Photo: the world's largest amphibian, the aptly-named Japanese giant salamander.
The Oki Islands
While most of Daisen-Oki’s terrain is found on the mainland, the Oki Islands off the coast of Shimane Prefecture comprise the latter half of the park’s namesake. Being difficult to access while capable of ensuring adequate food, clothing and shelter made this archipelago an ideal place for exiling dissident emperors in ancient Japan. Fortunately, the modern era has rendered them vastly more accessible, with frequent ferry and air transport; nevertheless, Mother Nature still retains final say on all comings and goings.
(Ferry service status: https://www.oki-kisen.co.jp/)
A visit to the Oki Islands, a UNESCO Global Geopark, reveals scenery not observed elsewhere in the country. On the island of Nishinoshima, horses and cattle graze on the grassy hills of Matengai Cliff high above the ocean. Nishinoshima is also the location of the oldest wooden structure in the island chain, Takuhi Shrine, which is dedicated to the deity of maritime safety and once served as a lighthouse given its vantage point halfway up a mountain.
On Dogo Island, the largest and most populated of the Oki Islands, ancient traditions and festivals continue to be practiced by the locals. “Bull sumo” is a traditional tournament in which two bulls ram their heads and lock horns in a contest of strength, and goes back nearly 800 years when it was started by the islanders to entertain exiled Emperor Go-Toba.
While touring the numerous shrines on the island, you may also spot giant trees with straw rope wound around their trunk. The rope symbolizes a snake, a key animal in Shinto mythology, and this tradition known as “jama-ki” is performed in Shinto rituals to give thanks for the past harvest and seek blessings for the next.

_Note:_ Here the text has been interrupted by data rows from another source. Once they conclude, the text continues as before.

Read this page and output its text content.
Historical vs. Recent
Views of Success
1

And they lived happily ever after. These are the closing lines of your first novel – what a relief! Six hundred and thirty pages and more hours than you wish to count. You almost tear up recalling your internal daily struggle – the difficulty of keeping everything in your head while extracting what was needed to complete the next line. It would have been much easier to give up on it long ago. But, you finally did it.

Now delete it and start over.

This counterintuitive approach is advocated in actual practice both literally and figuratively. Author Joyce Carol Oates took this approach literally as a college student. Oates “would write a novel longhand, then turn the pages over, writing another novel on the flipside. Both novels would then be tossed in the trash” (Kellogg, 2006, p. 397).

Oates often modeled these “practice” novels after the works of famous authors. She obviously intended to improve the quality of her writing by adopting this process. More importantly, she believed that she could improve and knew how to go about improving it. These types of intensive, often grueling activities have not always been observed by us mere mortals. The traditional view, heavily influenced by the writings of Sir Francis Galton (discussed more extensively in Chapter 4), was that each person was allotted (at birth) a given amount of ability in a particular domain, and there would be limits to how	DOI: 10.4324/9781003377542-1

Photo: a jama-ki ritual in front of a sacred tree, as part of the Kyaku Matsuri, a traditional festival to protect locals.
Izumo Oyashiro (Izumo Grand Shrine)
To call Izumo Oyashiro one of Japan's most important shrines would certainly be no understatement, given that it’s reportedly the nation’s oldest, and fulfills a unique role in hosting all eight million Shinto deities for about one week every year. Huge torii gates, a large sacred straw rope called shimenawa, and the sheer size and architectural style of the shrine buildings only underscore its place in Shintoism. Izumo Oyashiro enshrines the deity Okuninushi-no-Okami, whom Japanese mythology credits for organizing the nation’s land.
Anyone who is familiar with the traditions when visiting shrines may observe some rather atypical behavior here. For example, people avoid walking through the center of its pine tree-lined approach, which is reserved for Shinto deities, so they move along the sides instead. Shrine visitors elsewhere customarily clap their hands twice in a gesture of respect to the deity, yet at Izumo Oyashiro, they’ll clap four times.
Massive mountains near the sea, remote islands with rugged landscapes, and some of Japan’s oldest and most important religious sites—this is the incredible natural and cultural diversity that lies within Daisen-Oki National Park.